2. Often the KL-divergence $D_{K L}\left(q_{\phi}\left(\mathbf{z} | \mathbf{x}^{(i)}\right) \| p_{\boldsymbol{\theta}}(\mathbf{z})\right)$ can be integrated analytically (especially true when both distributions are gaussians) leading to our second version of estimator:

$$\begin{align} \mathcal{L}\left(\boldsymbol{\theta}, \boldsymbol{\phi} ; \mathbf{x}^{(i)}\right) &\approx \widetilde{\mathcal{L}}^{B}\left(\boldsymbol{\theta}, \boldsymbol{\phi} ; \mathbf{x}^{(i)}\right) \\

&=\color{blue} {-D_{K L}\left(q_{\phi}\left(\mathbf{z} | \mathbf{x}^{(i)}\right) \| p_{\boldsymbol{\theta}}(\mathbf{z})\right)+\frac{1}{L} \sum_{l=1}^{L}\left(\log p_{\boldsymbol{\theta}}\left(\mathbf{x}^{(i)} | \mathbf{z}^{(i, l)}\right)\right)}
 \end{align} $$
where $\mathbf{z}^{(i, l)}=g_{\phi}\left(\boldsymbol{\epsilon}^{(i, l)}, \mathbf{x}^{(i)}\right)$
and $\boldsymbol{\epsilon}^{(l)} \sim p(\boldsymbol{\epsilon})$

When given multiple datapoints from dataset $X={x^{(i)} }_{i=1}^N $, we can construct an estimator based on mini-batches:
$\mathcal{L}(\boldsymbol{\theta}, \boldsymbol{\phi} ; \mathbf{X}) \simeq \widetilde{\mathcal{L}}^{M}\left(\boldsymbol{\theta}, \boldsymbol{\phi} ; \mathbf{X}^{M}\right)=\frac{N}{M} \sum_{i=1}^{M} \widetilde{\mathcal{L}}\left(\boldsymbol{\theta}, \boldsymbol{\phi} ; \mathbf{x}^{(i)}\right)$

where $\mathbf{X}^{M}=\left\{\mathbf{x}^{(i)}\right\}_{i=1}^{M}$ is the randomly drawn sample.
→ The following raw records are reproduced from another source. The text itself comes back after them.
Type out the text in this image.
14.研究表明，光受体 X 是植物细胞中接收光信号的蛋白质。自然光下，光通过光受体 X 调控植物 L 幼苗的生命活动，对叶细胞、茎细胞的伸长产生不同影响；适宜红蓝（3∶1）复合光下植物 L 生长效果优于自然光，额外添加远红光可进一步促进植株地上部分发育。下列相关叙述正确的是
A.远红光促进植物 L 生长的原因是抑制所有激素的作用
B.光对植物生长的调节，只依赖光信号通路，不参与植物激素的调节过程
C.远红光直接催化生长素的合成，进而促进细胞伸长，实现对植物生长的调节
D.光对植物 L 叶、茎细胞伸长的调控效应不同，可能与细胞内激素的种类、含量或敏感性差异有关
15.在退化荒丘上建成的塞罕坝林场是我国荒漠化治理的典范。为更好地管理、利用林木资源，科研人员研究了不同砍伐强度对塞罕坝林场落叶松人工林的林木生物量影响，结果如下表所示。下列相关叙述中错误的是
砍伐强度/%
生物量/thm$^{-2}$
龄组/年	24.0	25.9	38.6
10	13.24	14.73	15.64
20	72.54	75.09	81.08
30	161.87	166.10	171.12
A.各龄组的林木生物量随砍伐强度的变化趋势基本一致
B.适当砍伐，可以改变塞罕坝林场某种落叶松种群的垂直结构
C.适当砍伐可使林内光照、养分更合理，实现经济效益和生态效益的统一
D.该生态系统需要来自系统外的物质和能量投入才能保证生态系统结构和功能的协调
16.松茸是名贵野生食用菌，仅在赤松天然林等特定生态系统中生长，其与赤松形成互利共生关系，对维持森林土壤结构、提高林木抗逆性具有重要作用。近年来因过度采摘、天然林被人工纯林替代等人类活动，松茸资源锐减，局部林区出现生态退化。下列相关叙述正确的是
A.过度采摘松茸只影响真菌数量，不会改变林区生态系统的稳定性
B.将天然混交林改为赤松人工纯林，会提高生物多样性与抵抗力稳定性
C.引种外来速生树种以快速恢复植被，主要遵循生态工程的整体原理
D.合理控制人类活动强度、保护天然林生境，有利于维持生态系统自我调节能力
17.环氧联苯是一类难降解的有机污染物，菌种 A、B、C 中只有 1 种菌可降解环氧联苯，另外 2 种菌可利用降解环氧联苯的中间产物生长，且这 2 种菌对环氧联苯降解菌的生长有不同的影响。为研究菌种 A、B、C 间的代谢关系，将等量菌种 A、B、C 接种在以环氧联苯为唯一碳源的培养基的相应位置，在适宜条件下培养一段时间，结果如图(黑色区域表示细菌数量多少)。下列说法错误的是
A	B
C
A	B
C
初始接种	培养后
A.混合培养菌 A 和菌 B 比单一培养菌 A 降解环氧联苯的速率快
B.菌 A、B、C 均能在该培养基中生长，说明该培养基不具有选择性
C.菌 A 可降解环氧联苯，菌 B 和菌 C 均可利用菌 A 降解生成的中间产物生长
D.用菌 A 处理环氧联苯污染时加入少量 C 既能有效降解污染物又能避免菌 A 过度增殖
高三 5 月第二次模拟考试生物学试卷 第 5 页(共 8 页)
$\nabla_{\boldsymbol{\theta}, \boldsymbol{\phi}} \widetilde{\mathcal{L}}\left(\boldsymbol{\theta} ; \mathbf{X}^{M}\right)$ can be taken, of course.
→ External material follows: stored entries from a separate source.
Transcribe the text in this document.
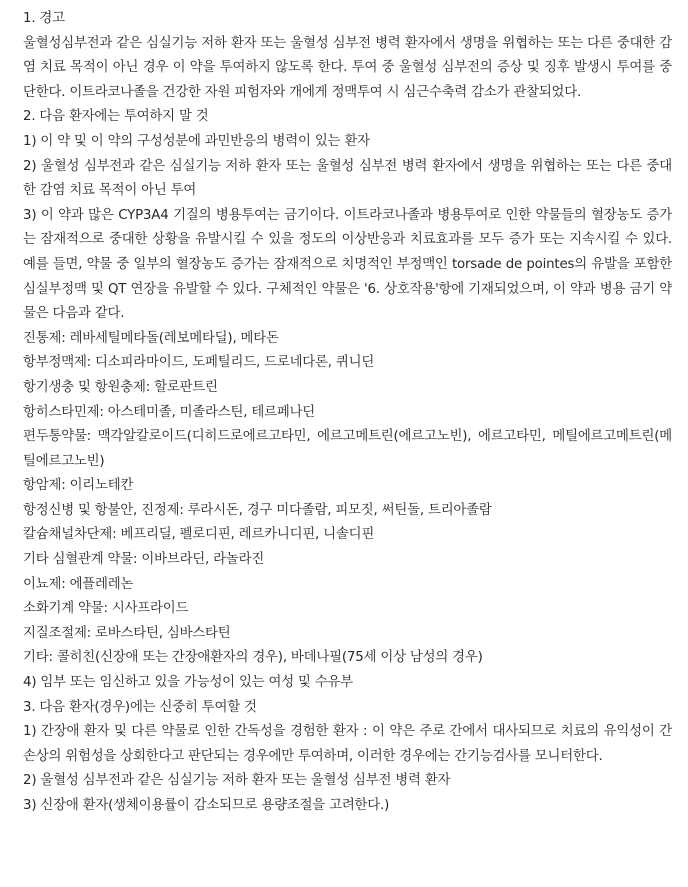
1. 경고

울혈성심부전과 같은 심실기능 저하 환자 또는 울혈성 심부전 병력 환자에서 생명을 위협하는 또는 다른 중대한 감염 치료 목적이 아닌 경우 이 약을 투여하지 않도록 한다. 투여 중 울혈성 심부전의 증상 및 징후 발생시 투여를 중단한다. 이트라코나졸을 건강한 자원 피험자와 개에게 정맥투여 시 심근수축력 감소가 관찰되었다.

2. 다음 환자에는 투여하지 말 것

1) 이 약 및 이 약의 구성성분에 과민반응의 병력이 있는 환자

2) 울혈성 심부전과 같은 심실기능 저하 환자 또는 울혈성 심부전 병력 환자에서 생명을 위협하는 또는 다른 중대한 감염 치료 목적이 아닌 투여

3) 이 약과 많은 CYP3A4 기질의 병용투여는 금기이다. 이트라코나졸과 병용투여로 인한 약물들의 혈장농도 증가는 잠재적으로 중대한 상황을 유발시킬 수 있을 정도의 이상반응과 치료효과를 모두 증가 또는 지속시킬 수 있다. 예를 들면, 약물 중 일부의 혈장농도 증가는 잠재적으로 치명적인 부정맥인 torsade de pointes의 유발을 포함한 심실부정맥 및 QT 연장을 유발할 수 있다. 구체적인 약물은 '6. 상호작용'항에 기재되었으며, 이 약과 병용 금기 약물은 다음과 같다.

진통제: 레바세틸메타돌(레보메타딜), 메타돈

항부정맥제: 디소피라마이드, 도페틸리드, 드로네다론, 퀴니딘

항기생충 및 항원충제: 할로판트린

항히스타민제: 아스테미졸, 미졸라스틴, 테르페나딘

편두통약물: 맥각알칼로이드(디히드로에르고타민, 에르고메트린(에르고노빈), 에르고타민, 메틸에르고메트린(메틸에르고노빈)

항암제: 이리노테칸

항정신병 및 항불안, 진정제: 루라시돈, 경구 미다졸람, 피모짓, 써틴돌, 트리아졸람

칼슘채널차단제: 베프리딜, 펠로디핀, 레르카니디핀, 니솔디핀

기타 심혈관계 약물: 이바브라딘, 라놀라진

이뇨제: 에플레레논

소화기계 약물: 시사프라이드

지질조절제: 로바스타틴, 심바스타틴

기타: 콜히친(신장애 또는 간장애환자의 경우), 바데나필(75세 이상 남성의 경우)

4) 임부 또는 임신하고 있을 가능성이 있는 여성 및 수유부

3. 다음 환자(경우)에는 신중히 투여할 것

1) 간장애 환자 및 다른 약물로 인한 간독성을 경험한 환자 : 이 약은 주로 간에서 대사되므로 치료의 유익성이 간손상의 위험성을 상회한다고 판단되는 경우에만 투여하며, 이러한 경우에는 간기능검사를 모니터한다.

2) 울혈성 심부전과 같은 심실기능 저하 환자 또는 울혈성 심부전 병력 환자

3) 신장애 환자(생체이용률이 감소되므로 용량조절을 고려한다.)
The intuition behind this re-parameterization trick is:
we want to find to find some $p(\epsilon)$ such that
$q_{\phi}(\mathbf{z} | \mathbf{x}) \prod_{i} d z_{i}=p(\epsilon) \prod_{i} d \epsilon_{i}$
therefore, $\int q_{\phi}(\mathbf{z} | \mathbf{x}) f(\mathbf{z}) d \mathbf{z}=\int p(\boldsymbol{\epsilon}) f(\mathbf{z}) d \boldsymbol{\epsilon}=\int p(\boldsymbol{\epsilon}) f\left(g_{\phi}(\boldsymbol{\epsilon}, \mathbf{x})\right) d \boldsymbol{\epsilon}$
and so a differentiable estimator can be constructed: $\int q_{\phi}(\mathbf{z} | \mathbf{x}) f(\mathbf{z}) d \mathbf{z} \simeq \frac{1}{L} \sum_{l=1}^{L} f\left(g_{\phi}\left(\mathbf{x}, \epsilon^{(l)}\right)\right)$ where $\boldsymbol{\epsilon}^{(l)} \sim p(\boldsymbol{\epsilon})$.
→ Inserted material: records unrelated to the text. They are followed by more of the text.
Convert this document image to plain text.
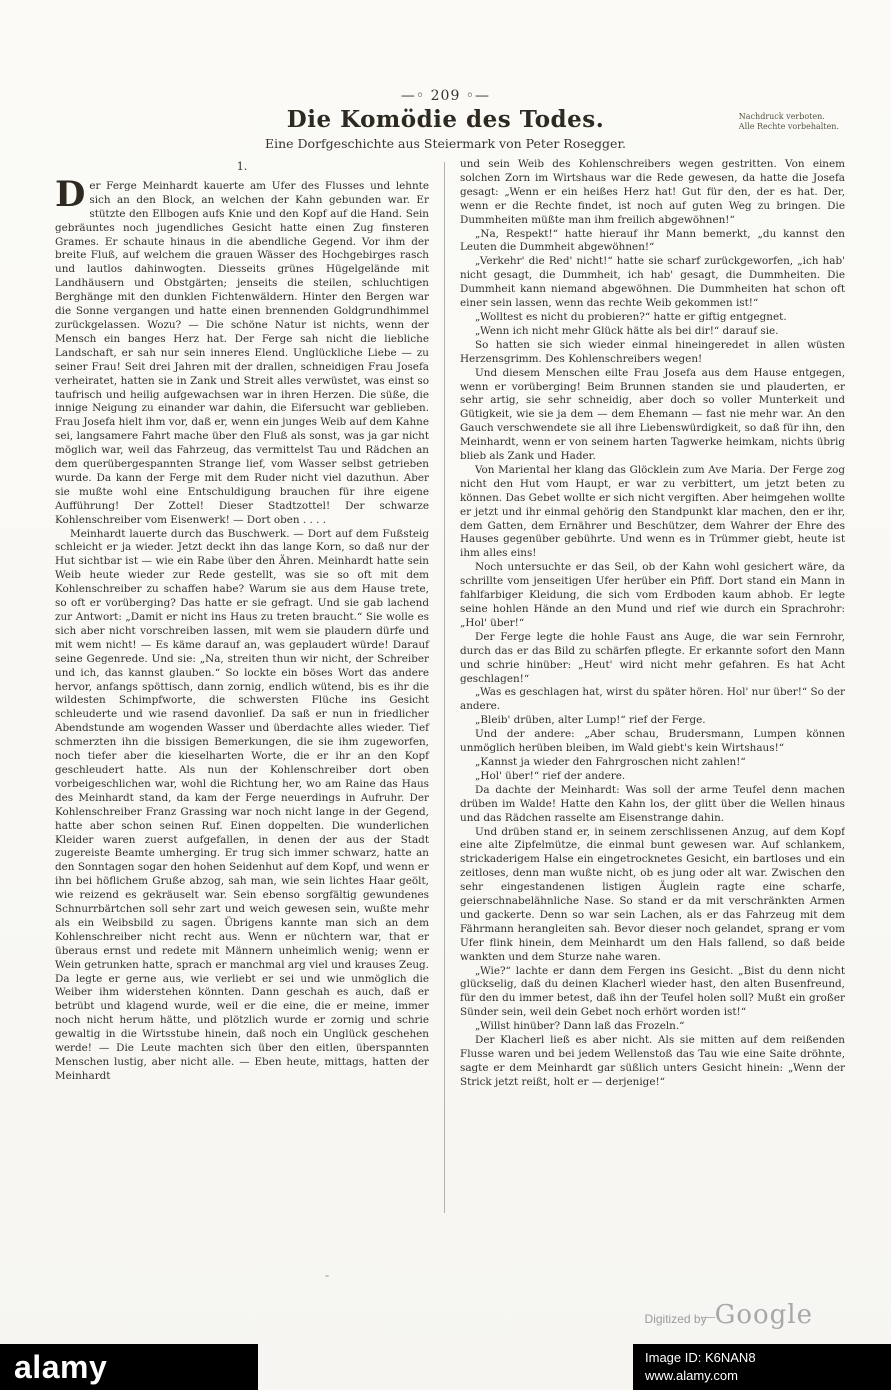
—◦ 209 ◦—
Die Komödie des Todes.	Nachdruck verboten.
Alle Rechte vorbehalten.
Eine Dorfgeschichte aus Steiermark von Peter Rosegger.
1.

Der Ferge Meinhardt kauerte am Ufer des Flusses und lehnte sich an den Block, an welchen der Kahn gebunden war. Er stützte den Ellbogen aufs Knie und den Kopf auf die Hand. Sein gebräuntes noch jugendliches Gesicht hatte einen Zug finsteren Grames. Er schaute hinaus in die abendliche Gegend. Vor ihm der breite Fluß, auf welchem die grauen Wässer des Hochgebirges rasch und lautlos dahinwogten. Diesseits grünes Hügelgelände mit Landhäusern und Obstgärten; jenseits die steilen, schluchtigen Berghänge mit den dunklen Fichtenwäldern. Hinter den Bergen war die Sonne vergangen und hatte einen brennenden Goldgrundhimmel zurückgelassen. Wozu? — Die schöne Natur ist nichts, wenn der Mensch ein banges Herz hat. Der Ferge sah nicht die liebliche Landschaft, er sah nur sein inneres Elend. Unglückliche Liebe — zu seiner Frau! Seit drei Jahren mit der drallen, schneidigen Frau Josefa verheiratet, hatten sie in Zank und Streit alles verwüstet, was einst so taufrisch und heilig aufgewachsen war in ihren Herzen. Die süße, die innige Neigung zu einander war dahin, die Eifersucht war geblieben. Frau Josefa hielt ihm vor, daß er, wenn ein junges Weib auf dem Kahne sei, langsamere Fahrt mache über den Fluß als sonst, was ja gar nicht möglich war, weil das Fahrzeug, das vermittelst Tau und Rädchen an dem querübergespannten Strange lief, vom Wasser selbst getrieben wurde. Da kann der Ferge mit dem Ruder nicht viel dazuthun. Aber sie mußte wohl eine Entschuldigung brauchen für ihre eigene Aufführung! Der Zottel! Dieser Stadtzottel! Der schwarze Kohlenschreiber vom Eisenwerk! — Dort oben . . . .

Meinhardt lauerte durch das Buschwerk. — Dort auf dem Fußsteig schleicht er ja wieder. Jetzt deckt ihn das lange Korn, so daß nur der Hut sichtbar ist — wie ein Rabe über den Ähren. Meinhardt hatte sein Weib heute wieder zur Rede gestellt, was sie so oft mit dem Kohlenschreiber zu schaffen habe? Warum sie aus dem Hause trete, so oft er vorüberging? Das hatte er sie gefragt. Und sie gab lachend zur Antwort: „Damit er nicht ins Haus zu treten braucht.“ Sie wolle es sich aber nicht vorschreiben lassen, mit wem sie plaudern dürfe und mit wem nicht! — Es käme darauf an, was geplaudert würde! Darauf seine Gegenrede. Und sie: „Na, streiten thun wir nicht, der Schreiber und ich, das kannst glauben.“ So lockte ein böses Wort das andere hervor, anfangs spöttisch, dann zornig, endlich wütend, bis es ihr die wildesten Schimpfworte, die schwersten Flüche ins Gesicht schleuderte und wie rasend davonlief. Da saß er nun in friedlicher Abendstunde am wogenden Wasser und überdachte alles wieder. Tief schmerzten ihn die bissigen Bemerkungen, die sie ihm zugeworfen, noch tiefer aber die kieselharten Worte, die er ihr an den Kopf geschleudert hatte. Als nun der Kohlenschreiber dort oben vorbeigeschlichen war, wohl die Richtung her, wo am Raine das Haus des Meinhardt stand, da kam der Ferge neuerdings in Aufruhr. Der Kohlenschreiber Franz Grassing war noch nicht lange in der Gegend, hatte aber schon seinen Ruf. Einen doppelten. Die wunderlichen Kleider waren zuerst aufgefallen, in denen der aus der Stadt zugereiste Beamte umherging. Er trug sich immer schwarz, hatte an den Sonntagen sogar den hohen Seidenhut auf dem Kopf, und wenn er ihn bei höflichem Gruße abzog, sah man, wie sein lichtes Haar geölt, wie reizend es gekräuselt war. Sein ebenso sorgfältig gewundenes Schnurrbärtchen soll sehr zart und weich gewesen sein, wußte mehr als ein Weibsbild zu sagen. Übrigens kannte man sich an dem Kohlenschreiber nicht recht aus. Wenn er nüchtern war, that er überaus ernst und redete mit Männern unheimlich wenig; wenn er Wein getrunken hatte, sprach er manchmal arg viel und krauses Zeug. Da legte er gerne aus, wie verliebt er sei und wie unmöglich die Weiber ihm widerstehen könnten. Dann geschah es auch, daß er betrübt und klagend wurde, weil er die eine, die er meine, immer noch nicht herum hätte, und plötzlich wurde er zornig und schrie gewaltig in die Wirtsstube hinein, daß noch ein Unglück geschehen werde! — Die Leute machten sich über den eitlen, überspannten Menschen lustig, aber nicht alle. — Eben heute, mittags, hatten der Meinhardt

und sein Weib des Kohlenschreibers wegen gestritten. Von einem solchen Zorn im Wirtshaus war die Rede gewesen, da hatte die Josefa gesagt: „Wenn er ein heißes Herz hat! Gut für den, der es hat. Der, wenn er die Rechte findet, ist noch auf guten Weg zu bringen. Die Dummheiten müßte man ihm freilich abgewöhnen!“

„Na, Respekt!“ hatte hierauf ihr Mann bemerkt, „du kannst den Leuten die Dummheit abgewöhnen!“

„Verkehr' die Red' nicht!“ hatte sie scharf zurückgeworfen, „ich hab' nicht gesagt, die Dummheit, ich hab' gesagt, die Dummheiten. Die Dummheit kann niemand abgewöhnen. Die Dummheiten hat schon oft einer sein lassen, wenn das rechte Weib gekommen ist!“

„Wolltest es nicht du probieren?“ hatte er giftig entgegnet.

„Wenn ich nicht mehr Glück hätte als bei dir!“ darauf sie.

So hatten sie sich wieder einmal hineingeredet in allen wüsten Herzensgrimm. Des Kohlenschreibers wegen!

Und diesem Menschen eilte Frau Josefa aus dem Hause entgegen, wenn er vorüberging! Beim Brunnen standen sie und plauderten, er sehr artig, sie sehr schneidig, aber doch so voller Munterkeit und Gütigkeit, wie sie ja dem — dem Ehemann — fast nie mehr war. An den Gauch verschwendete sie all ihre Liebenswürdigkeit, so daß für ihn, den Meinhardt, wenn er von seinem harten Tagwerke heimkam, nichts übrig blieb als Zank und Hader.

Von Mariental her klang das Glöcklein zum Ave Maria. Der Ferge zog nicht den Hut vom Haupt, er war zu verbittert, um jetzt beten zu können. Das Gebet wollte er sich nicht vergiften. Aber heimgehen wollte er jetzt und ihr einmal gehörig den Standpunkt klar machen, den er ihr, dem Gatten, dem Ernährer und Beschützer, dem Wahrer der Ehre des Hauses gegenüber gebührte. Und wenn es in Trümmer giebt, heute ist ihm alles eins!

Noch untersuchte er das Seil, ob der Kahn wohl gesichert wäre, da schrillte vom jenseitigen Ufer herüber ein Pfiff. Dort stand ein Mann in fahlfarbiger Kleidung, die sich vom Erdboden kaum abhob. Er legte seine hohlen Hände an den Mund und rief wie durch ein Sprachrohr: „Hol' über!“

Der Ferge legte die hohle Faust ans Auge, die war sein Fernrohr, durch das er das Bild zu schärfen pflegte. Er erkannte sofort den Mann und schrie hinüber: „Heut' wird nicht mehr gefahren. Es hat Acht geschlagen!“

„Was es geschlagen hat, wirst du später hören. Hol' nur über!“ So der andere.

„Bleib' drüben, alter Lump!“ rief der Ferge.

Und der andere: „Aber schau, Brudersmann, Lumpen können unmöglich herüben bleiben, im Wald giebt's kein Wirtshaus!“

„Kannst ja wieder den Fahrgroschen nicht zahlen!“

„Hol' über!“ rief der andere.

Da dachte der Meinhardt: Was soll der arme Teufel denn machen drüben im Walde! Hatte den Kahn los, der glitt über die Wellen hinaus und das Rädchen rasselte am Eisenstrange dahin.

Und drüben stand er, in seinem zerschlissenen Anzug, auf dem Kopf eine alte Zipfelmütze, die einmal bunt gewesen war. Auf schlankem, strickaderigem Halse ein eingetrocknetes Gesicht, ein bartloses und ein zeitloses, denn man wußte nicht, ob es jung oder alt war. Zwischen den sehr eingestandenen listigen Äuglein ragte eine scharfe, geierschnabelähnliche Nase. So stand er da mit verschränkten Armen und gackerte. Denn so war sein Lachen, als er das Fahrzeug mit dem Fährmann herangleiten sah. Bevor dieser noch gelandet, sprang er vom Ufer flink hinein, dem Meinhardt um den Hals fallend, so daß beide wankten und dem Sturze nahe waren.

„Wie?“ lachte er dann dem Fergen ins Gesicht. „Bist du denn nicht glückselig, daß du deinen Klacherl wieder hast, den alten Busenfreund, für den du immer betest, daß ihn der Teufel holen soll? Mußt ein großer Sünder sein, weil dein Gebet noch erhört worden ist!“

„Willst hinüber? Dann laß das Frozeln.“

Der Klacherl ließ es aber nicht. Als sie mitten auf dem reißenden Flusse waren und bei jedem Wellenstoß das Tau wie eine Saite dröhnte, sagte er dem Meinhardt gar süßlich unters Gesicht hinein: „Wenn der Strick jetzt reißt, holt er — derjenige!“

Digitized by Google
alamy	Image ID: K6NAN8
www.alamy.com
Concrete ways of finding reparameterizations can be found from the original paper[7].

But the author didn't mention why re-parameterization helps alleviate variance, possible explanations can be found in the appendix section of [8].


  1. Kingma's NIPS 2015 workshop slides
  2. Kingma's Stochastic Gradient VB. Intractable posterior distributions? Gradients to the rescue!
  4. CS231n Lecture 11 Slides 
  5. Mnih, A., & Gregor, K. (n.d.). Neural Variational Inference and Learning in Belief Networks. 
  6. Openreview page for the original paper
  7. Kingma, D., & Welling, M. (2014). Auto-Encoding Variational Bayes
  8. Rezende, D., Mohamed, S., & Wierstra, D. (2014). Stochastic Backpropagation and Approximate Inference in Deep Generative Models.